China Airlines Ltd (CAL, 中華航空), the nation’s largest air carrier, expects to turn a loss into a profit in the third quarter on the back of momentum in its passenger business and lower oil prices, following a lower-than-expected loss in the second quarter.
“The company’s third-quarter profit may cover the loss in the first half of the year,” a company official, who declined to be named, told the Taipei Times yesterday.
Strong seasonal passenger demand would be a major factor boosting revenue and profit in the third quarter, with the average passenger load moving above 80 percent, the official said.
The official said aviation fuel prices may slow in the second half amid rising uncertainty about the economies in the US and Europe, lowering the company’s costs.
“Although the weaker economies in the US and Europe may have a negative influence on revenues, lower fuel costs — which account for 40 percent of overall costs — will help more,” the official said.

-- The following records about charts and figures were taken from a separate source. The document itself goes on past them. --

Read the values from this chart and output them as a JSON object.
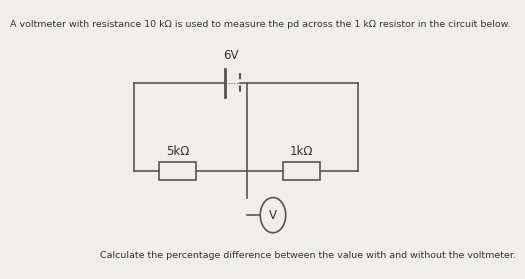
{
  "title": "A voltmeter with resistance 10 kΩ is used to measure the pd across the 1 kΩ resistor in the circuit below.",
  "footer": "Calculate the percentage difference between the value with and without the voltmeter.",
  "battery_label": "6V",
  "r1_label": "5kΩ",
  "r2_label": "1kΩ",
  "voltmeter_label": "V",
  "bg_color": "#f0eeea",
  "line_color": "#555555",
  "text_color": "#333333",
  "title_fontsize": 6.8,
  "footer_fontsize": 6.8,
  "label_fontsize": 8.5,
  "bat_label_fontsize": 8.5
}
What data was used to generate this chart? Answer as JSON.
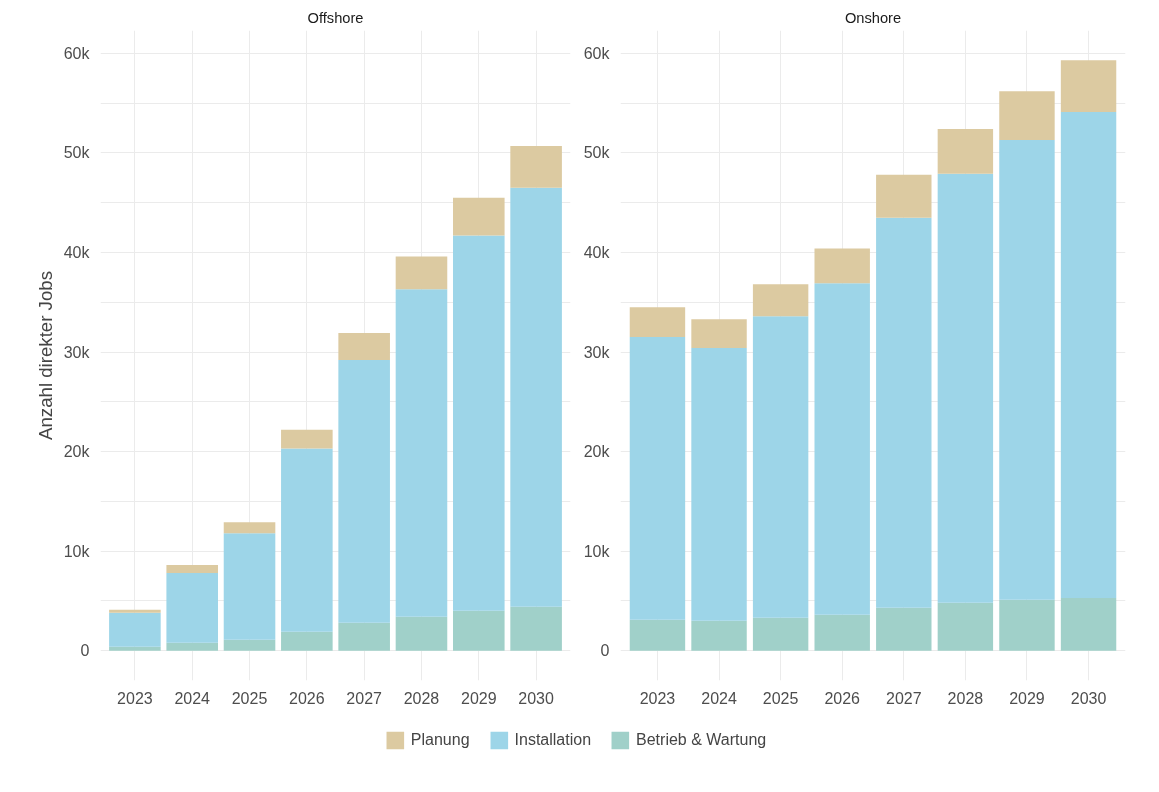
{
  "chart_data": [
    {
      "type": "bar",
      "title": "Offshore",
      "ylabel": "Anzahl direkter Jobs",
      "stacked": true,
      "grid": true,
      "legend": "bottom",
      "categories": [
        "2023",
        "2024",
        "2025",
        "2026",
        "2027",
        "2028",
        "2029",
        "2030"
      ],
      "ylim": [
        -3000,
        62300
      ],
      "yticks": [
        0,
        {
          "value": 5000,
          "label": null
        },
        {
          "value": 10000,
          "label": "10k"
        },
        {
          "value": 15000,
          "label": null
        },
        {
          "value": 20000,
          "label": "20k"
        },
        {
          "value": 25000,
          "label": null
        },
        {
          "value": 30000,
          "label": "30k"
        },
        {
          "value": 35000,
          "label": null
        },
        {
          "value": 40000,
          "label": "40k"
        },
        {
          "value": 45000,
          "label": null
        },
        {
          "value": 50000,
          "label": "50k"
        },
        {
          "value": 55000,
          "label": null
        },
        {
          "value": 60000,
          "label": "60k"
        }
      ],
      "series": [
        {
          "name": "Betrieb & Wartung",
          "color": "#a0d0c9",
          "values": [
            400,
            800,
            1100,
            1900,
            2800,
            3400,
            4000,
            4400
          ]
        },
        {
          "name": "Installation",
          "color": "#9dd5e8",
          "values": [
            3400,
            7000,
            10700,
            18400,
            26400,
            32900,
            37700,
            42100
          ]
        },
        {
          "name": "Planung",
          "color": "#dccaa1",
          "values": [
            300,
            800,
            1100,
            1900,
            2700,
            3300,
            3800,
            4200
          ]
        }
      ]
    },
    {
      "type": "bar",
      "title": "Onshore",
      "stacked": true,
      "grid": true,
      "categories": [
        "2023",
        "2024",
        "2025",
        "2026",
        "2027",
        "2028",
        "2029",
        "2030"
      ],
      "ylim": [
        -3000,
        62300
      ],
      "yticks": [
        0,
        {
          "value": 5000,
          "label": null
        },
        {
          "value": 10000,
          "label": "10k"
        },
        {
          "value": 15000,
          "label": null
        },
        {
          "value": 20000,
          "label": "20k"
        },
        {
          "value": 25000,
          "label": null
        },
        {
          "value": 30000,
          "label": "30k"
        },
        {
          "value": 35000,
          "label": null
        },
        {
          "value": 40000,
          "label": "40k"
        },
        {
          "value": 45000,
          "label": null
        },
        {
          "value": 50000,
          "label": "50k"
        },
        {
          "value": 55000,
          "label": null
        },
        {
          "value": 60000,
          "label": "60k"
        }
      ],
      "series": [
        {
          "color": "#a0d0c9",
          "values": [
            3100,
            3000,
            3300,
            3600,
            4300,
            4800,
            5100,
            5300
          ]
        },
        {
          "color": "#9dd5e8",
          "values": [
            28400,
            27400,
            30300,
            33300,
            39200,
            43100,
            46200,
            48800
          ]
        },
        {
          "color": "#dccaa1",
          "values": [
            3000,
            2900,
            3200,
            3500,
            4300,
            4500,
            4900,
            5200
          ]
        }
      ]
    }
  ]
}
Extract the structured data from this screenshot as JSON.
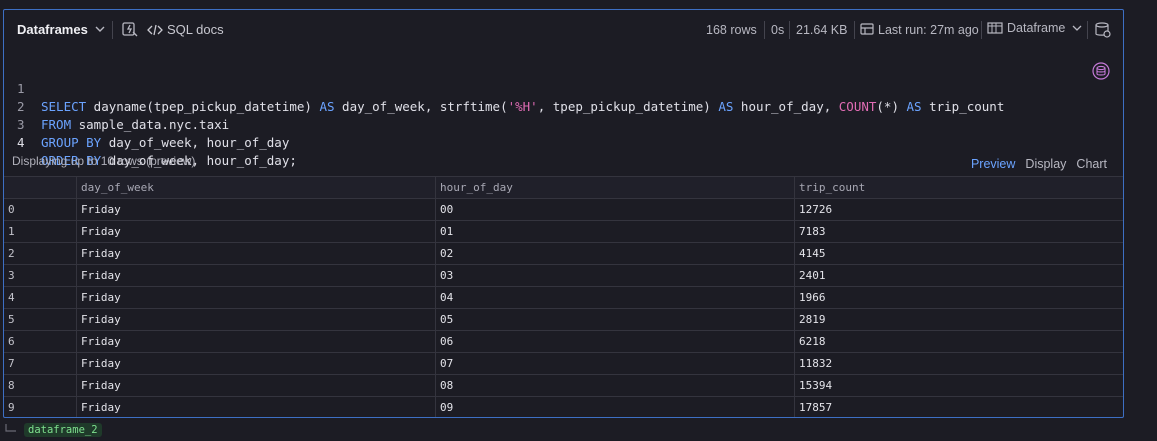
{
  "header": {
    "title": "Dataframes",
    "sql_docs_label": "SQL docs",
    "rows": "168 rows",
    "duration": "0s",
    "size": "21.64 KB",
    "last_run": "Last run: 27m ago",
    "output_type": "Dataframe"
  },
  "editor": {
    "lines": [
      {
        "num": "1"
      },
      {
        "num": "2"
      },
      {
        "num": "3"
      },
      {
        "num": "4"
      }
    ],
    "line1": {
      "kw_select": "SELECT",
      "p1": " dayname(tpep_pickup_datetime) ",
      "kw_as1": "AS",
      "p2": " day_of_week, strftime(",
      "str1": "'%H'",
      "p3": ", tpep_pickup_datetime) ",
      "kw_as2": "AS",
      "p4": " hour_of_day, ",
      "fn_count": "COUNT",
      "p5": "(*) ",
      "kw_as3": "AS",
      "p6": " trip_count"
    },
    "line2": {
      "kw_from": "FROM",
      "p1": " sample_data.nyc.taxi"
    },
    "line3": {
      "kw_group": "GROUP BY",
      "p1": " day_of_week, hour_of_day"
    },
    "line4": {
      "kw_order": "ORDER BY",
      "p1": " day_of_week, hour_of_day;"
    }
  },
  "preview": {
    "label": "Displaying up to 10 rows (preview)",
    "tabs": [
      "Preview",
      "Display",
      "Chart"
    ],
    "active_tab": "Preview"
  },
  "table": {
    "columns": [
      "day_of_week",
      "hour_of_day",
      "trip_count"
    ],
    "rows": [
      {
        "idx": "0",
        "day_of_week": "Friday",
        "hour_of_day": "00",
        "trip_count": "12726"
      },
      {
        "idx": "1",
        "day_of_week": "Friday",
        "hour_of_day": "01",
        "trip_count": "7183"
      },
      {
        "idx": "2",
        "day_of_week": "Friday",
        "hour_of_day": "02",
        "trip_count": "4145"
      },
      {
        "idx": "3",
        "day_of_week": "Friday",
        "hour_of_day": "03",
        "trip_count": "2401"
      },
      {
        "idx": "4",
        "day_of_week": "Friday",
        "hour_of_day": "04",
        "trip_count": "1966"
      },
      {
        "idx": "5",
        "day_of_week": "Friday",
        "hour_of_day": "05",
        "trip_count": "2819"
      },
      {
        "idx": "6",
        "day_of_week": "Friday",
        "hour_of_day": "06",
        "trip_count": "6218"
      },
      {
        "idx": "7",
        "day_of_week": "Friday",
        "hour_of_day": "07",
        "trip_count": "11832"
      },
      {
        "idx": "8",
        "day_of_week": "Friday",
        "hour_of_day": "08",
        "trip_count": "15394"
      },
      {
        "idx": "9",
        "day_of_week": "Friday",
        "hour_of_day": "09",
        "trip_count": "17857"
      }
    ]
  },
  "footer": {
    "output_name": "dataframe_2"
  },
  "colors": {
    "accent": "#6ba3ff",
    "keyword": "#6ba3ff",
    "function": "#e06cb4",
    "frame_border": "#3d6fc4",
    "badge_text": "#7ee08e"
  },
  "icons": [
    "chevron-down-icon",
    "run-settings-icon",
    "code-icon",
    "table-icon",
    "dataframe-icon",
    "database-settings-icon",
    "database-icon",
    "output-arrow-icon"
  ]
}
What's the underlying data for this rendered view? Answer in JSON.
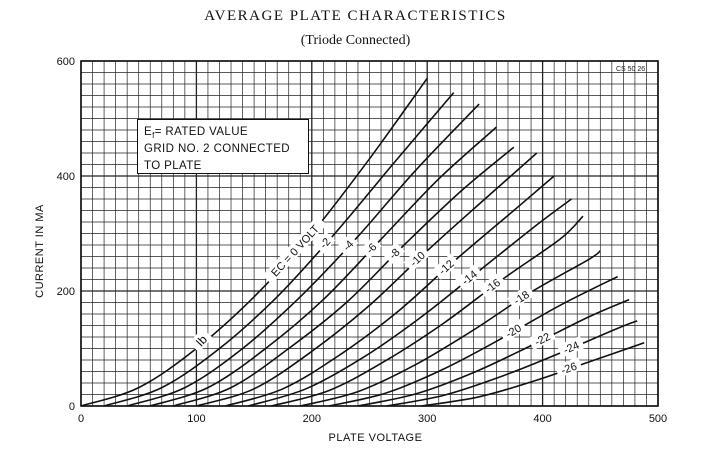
{
  "title": "AVERAGE PLATE CHARACTERISTICS",
  "subtitle": "(Triode Connected)",
  "note": {
    "line1_prefix": "E",
    "line1_sub": "f",
    "line1_rest": "= RATED VALUE",
    "line2": "GRID NO. 2 CONNECTED",
    "line3": "TO PLATE"
  },
  "figure_code": "CS 50 26",
  "curve_symbol": "Ib",
  "chart_data": {
    "type": "line",
    "xlabel": "PLATE VOLTAGE",
    "ylabel": "CURRENT IN MA",
    "xlim": [
      0,
      500
    ],
    "ylim": [
      0,
      600
    ],
    "x_ticks": [
      0,
      100,
      200,
      300,
      400,
      500
    ],
    "y_ticks": [
      0,
      200,
      400,
      600
    ],
    "grid": true,
    "series": [
      {
        "name": "EC = 0 VOLT",
        "x": [
          0,
          50,
          100,
          150,
          200,
          250,
          300
        ],
        "y": [
          0,
          32,
          100,
          190,
          300,
          430,
          570
        ]
      },
      {
        "name": "-2",
        "x": [
          20,
          70,
          120,
          170,
          220,
          270,
          323
        ],
        "y": [
          0,
          32,
          100,
          190,
          300,
          420,
          545
        ]
      },
      {
        "name": "-4",
        "x": [
          40,
          90,
          140,
          190,
          240,
          290,
          345
        ],
        "y": [
          0,
          32,
          100,
          190,
          295,
          410,
          525
        ]
      },
      {
        "name": "-6",
        "x": [
          60,
          110,
          160,
          210,
          260,
          310,
          360
        ],
        "y": [
          0,
          32,
          100,
          185,
          290,
          395,
          485
        ]
      },
      {
        "name": "-8",
        "x": [
          80,
          130,
          180,
          230,
          280,
          330,
          375
        ],
        "y": [
          0,
          32,
          100,
          180,
          280,
          375,
          450
        ]
      },
      {
        "name": "-10",
        "x": [
          100,
          150,
          200,
          250,
          300,
          350,
          395
        ],
        "y": [
          0,
          30,
          95,
          175,
          270,
          360,
          440
        ]
      },
      {
        "name": "-12",
        "x": [
          125,
          175,
          225,
          275,
          325,
          375,
          410
        ],
        "y": [
          0,
          30,
          90,
          165,
          255,
          340,
          400
        ]
      },
      {
        "name": "-14",
        "x": [
          145,
          195,
          245,
          295,
          345,
          395,
          425
        ],
        "y": [
          0,
          30,
          85,
          155,
          235,
          315,
          360
        ]
      },
      {
        "name": "-16",
        "x": [
          165,
          215,
          265,
          315,
          365,
          415,
          435
        ],
        "y": [
          0,
          27,
          80,
          145,
          220,
          290,
          330
        ]
      },
      {
        "name": "-18",
        "x": [
          190,
          240,
          290,
          340,
          390,
          440,
          450
        ],
        "y": [
          0,
          25,
          72,
          132,
          198,
          255,
          270
        ]
      },
      {
        "name": "-20",
        "x": [
          215,
          265,
          315,
          365,
          415,
          465
        ],
        "y": [
          0,
          23,
          65,
          118,
          175,
          225
        ]
      },
      {
        "name": "-22",
        "x": [
          240,
          290,
          340,
          390,
          440,
          475
        ],
        "y": [
          0,
          21,
          58,
          105,
          155,
          185
        ]
      },
      {
        "name": "-24",
        "x": [
          265,
          315,
          365,
          415,
          465,
          482
        ],
        "y": [
          0,
          19,
          52,
          92,
          135,
          148
        ]
      },
      {
        "name": "-26",
        "x": [
          295,
          345,
          395,
          445,
          488
        ],
        "y": [
          0,
          16,
          45,
          80,
          110
        ]
      }
    ],
    "curve_labels": [
      "EC = 0 VOLT",
      "-2",
      "-4",
      "-6",
      "-8",
      "-10",
      "-12",
      "-14",
      "-16",
      "-18",
      "-20",
      "-22",
      "-24",
      "-26"
    ]
  }
}
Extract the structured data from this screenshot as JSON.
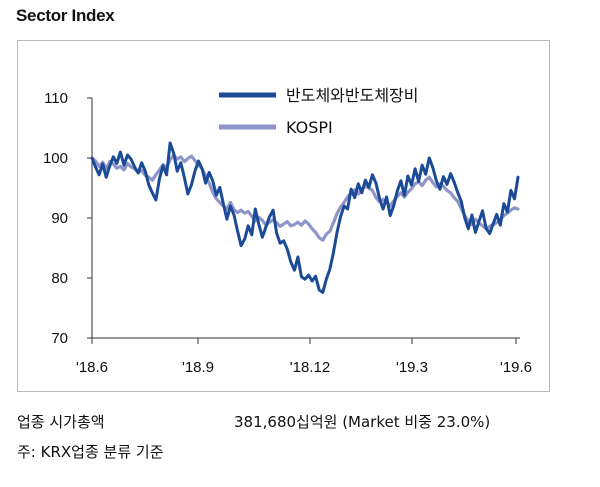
{
  "title": "Sector Index",
  "footer": {
    "left": "업종 시가총액",
    "right": "381,680십억원 (Market 비중 23.0%)",
    "note": "주: KRX업종 분류 기준"
  },
  "chart_data": {
    "type": "line",
    "title": "Sector Index",
    "ylim": [
      70,
      110
    ],
    "yticks": [
      70,
      80,
      90,
      100,
      110
    ],
    "xticks": [
      "'18.6",
      "'18.9",
      "'18.12",
      "'19.3",
      "'19.6"
    ],
    "x_start": "2018-06-01",
    "x_end": "2019-06-30",
    "legend_position": "top-right",
    "grid": false,
    "series": [
      {
        "name": "반도체와반도체장비",
        "color": "#1b4b96",
        "values": [
          100.0,
          98.5,
          97.2,
          99.0,
          96.8,
          98.7,
          100.2,
          99.1,
          101.0,
          98.8,
          100.5,
          99.8,
          98.5,
          97.5,
          99.2,
          97.8,
          95.5,
          94.2,
          93.0,
          96.5,
          98.7,
          97.2,
          102.5,
          100.8,
          97.8,
          99.2,
          96.8,
          94.0,
          95.5,
          97.8,
          99.5,
          98.2,
          95.8,
          97.6,
          96.2,
          93.8,
          95.1,
          92.4,
          89.8,
          92.0,
          90.5,
          87.8,
          85.4,
          86.5,
          88.7,
          87.2,
          91.5,
          88.9,
          86.8,
          88.5,
          90.2,
          91.3,
          87.5,
          85.8,
          86.2,
          84.8,
          82.7,
          81.3,
          83.5,
          80.2,
          79.8,
          80.5,
          79.5,
          80.3,
          78.0,
          77.6,
          79.8,
          81.5,
          84.2,
          87.5,
          90.2,
          92.0,
          91.5,
          94.8,
          93.4,
          95.7,
          94.2,
          96.3,
          95.1,
          97.2,
          95.8,
          93.2,
          91.5,
          93.5,
          90.4,
          92.1,
          94.5,
          96.2,
          93.8,
          97.0,
          95.5,
          98.2,
          96.1,
          98.8,
          97.3,
          100.0,
          98.4,
          96.2,
          94.8,
          96.9,
          95.6,
          97.4,
          96.0,
          94.3,
          92.8,
          90.0,
          88.2,
          90.5,
          87.6,
          89.4,
          91.2,
          88.3,
          87.4,
          89.0,
          90.6,
          88.8,
          92.4,
          91.0,
          94.6,
          93.2,
          96.8
        ]
      },
      {
        "name": "KOSPI",
        "color": "#8f95c8",
        "values": [
          100.0,
          99.5,
          98.6,
          99.3,
          98.2,
          99.4,
          99.0,
          98.3,
          98.6,
          98.0,
          99.1,
          98.5,
          98.2,
          97.6,
          97.9,
          97.1,
          96.8,
          96.3,
          97.2,
          98.0,
          98.9,
          98.4,
          99.7,
          100.5,
          99.8,
          100.2,
          99.4,
          99.9,
          100.3,
          99.6,
          98.8,
          98.2,
          97.1,
          95.8,
          94.3,
          93.2,
          92.6,
          92.0,
          91.5,
          92.6,
          91.4,
          90.9,
          91.3,
          90.8,
          91.1,
          90.3,
          89.5,
          90.1,
          89.6,
          88.8,
          89.3,
          89.7,
          89.2,
          88.6,
          89.0,
          89.4,
          88.7,
          88.9,
          89.3,
          88.8,
          89.5,
          89.0,
          88.2,
          87.6,
          86.7,
          86.3,
          87.3,
          87.8,
          89.2,
          90.7,
          91.8,
          92.6,
          93.5,
          94.2,
          94.7,
          94.0,
          94.8,
          95.3,
          95.0,
          94.6,
          93.4,
          92.7,
          93.1,
          92.6,
          92.0,
          92.9,
          93.6,
          94.2,
          93.5,
          94.3,
          94.9,
          95.7,
          96.0,
          95.4,
          96.3,
          96.8,
          95.9,
          95.2,
          95.7,
          95.3,
          94.6,
          94.2,
          93.4,
          92.8,
          91.6,
          90.4,
          89.5,
          88.9,
          89.8,
          89.2,
          88.7,
          88.2,
          88.6,
          88.9,
          89.2,
          89.7,
          90.4,
          90.8,
          91.3,
          91.7,
          91.5
        ]
      }
    ]
  }
}
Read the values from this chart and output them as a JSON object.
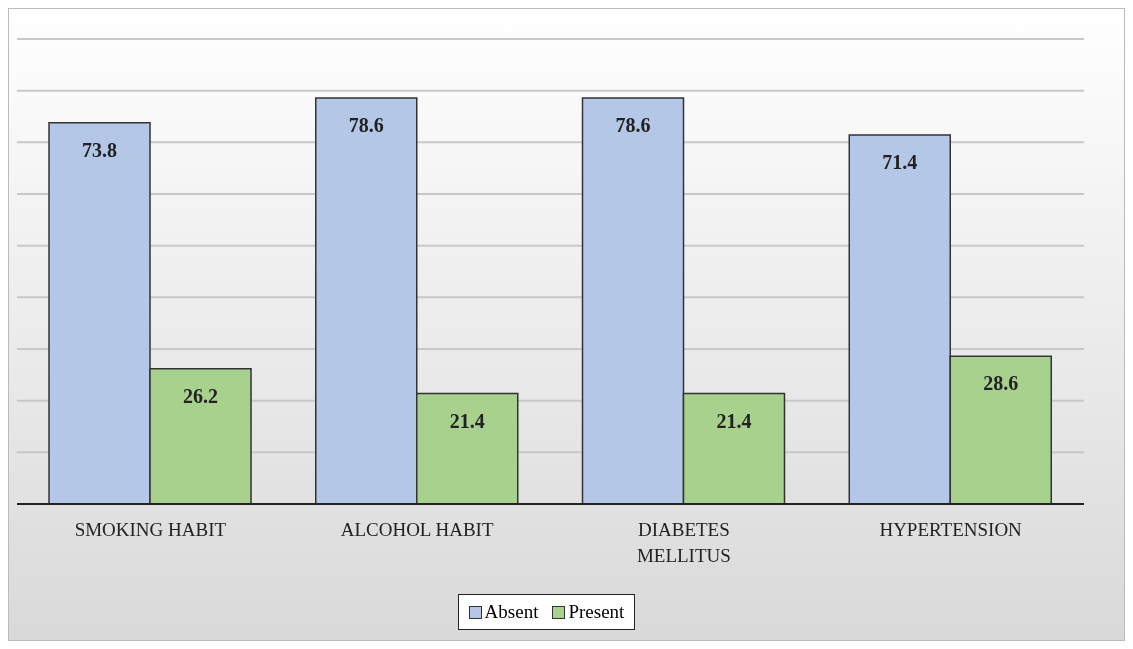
{
  "chart_data": {
    "type": "bar",
    "categories": [
      "SMOKING HABIT",
      "ALCOHOL  HABIT",
      "DIABETES MELLITUS",
      "HYPERTENSION"
    ],
    "series": [
      {
        "name": "Absent",
        "color": "#b4c7e7",
        "values": [
          73.8,
          78.6,
          78.6,
          71.4
        ]
      },
      {
        "name": "Present",
        "color": "#a9d18e",
        "values": [
          26.2,
          21.4,
          21.4,
          28.6
        ]
      }
    ],
    "ylim": [
      0,
      90
    ],
    "tick_labels": "x",
    "grid": "y",
    "data_labels": true,
    "legend": "bottom"
  }
}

Aviation fuel hit an annual high of US$138 a barrel in May, but it has since dropped to US$119 a barrel.
The official said the carrier’s loss in the second quarter might be lower than the NT$379.09 million (US$13.05 million) loss posted in the first quarter, and beat market expectations.
“The company’s hedge on crude oil prices helped lower the losses in the second quarter,” the official said.
The company plans to charter an additional A330 jet before the end of the year as it increases its cross-strait flights, CAL said.
CAL reported minus-NT$0.08 earnings per share in the first quarter, compared with a profit of NT$2.56 billion, or NT$8.2 per share, in the same period the previous year, company data showed.
The company’s revenues reached NT$12.27 billion last month, up 11.14 percent from the previous month.
CAL shares fell 1.26 percent to close at NT$15.7 on the Taiwan Stock Exchange yesterday.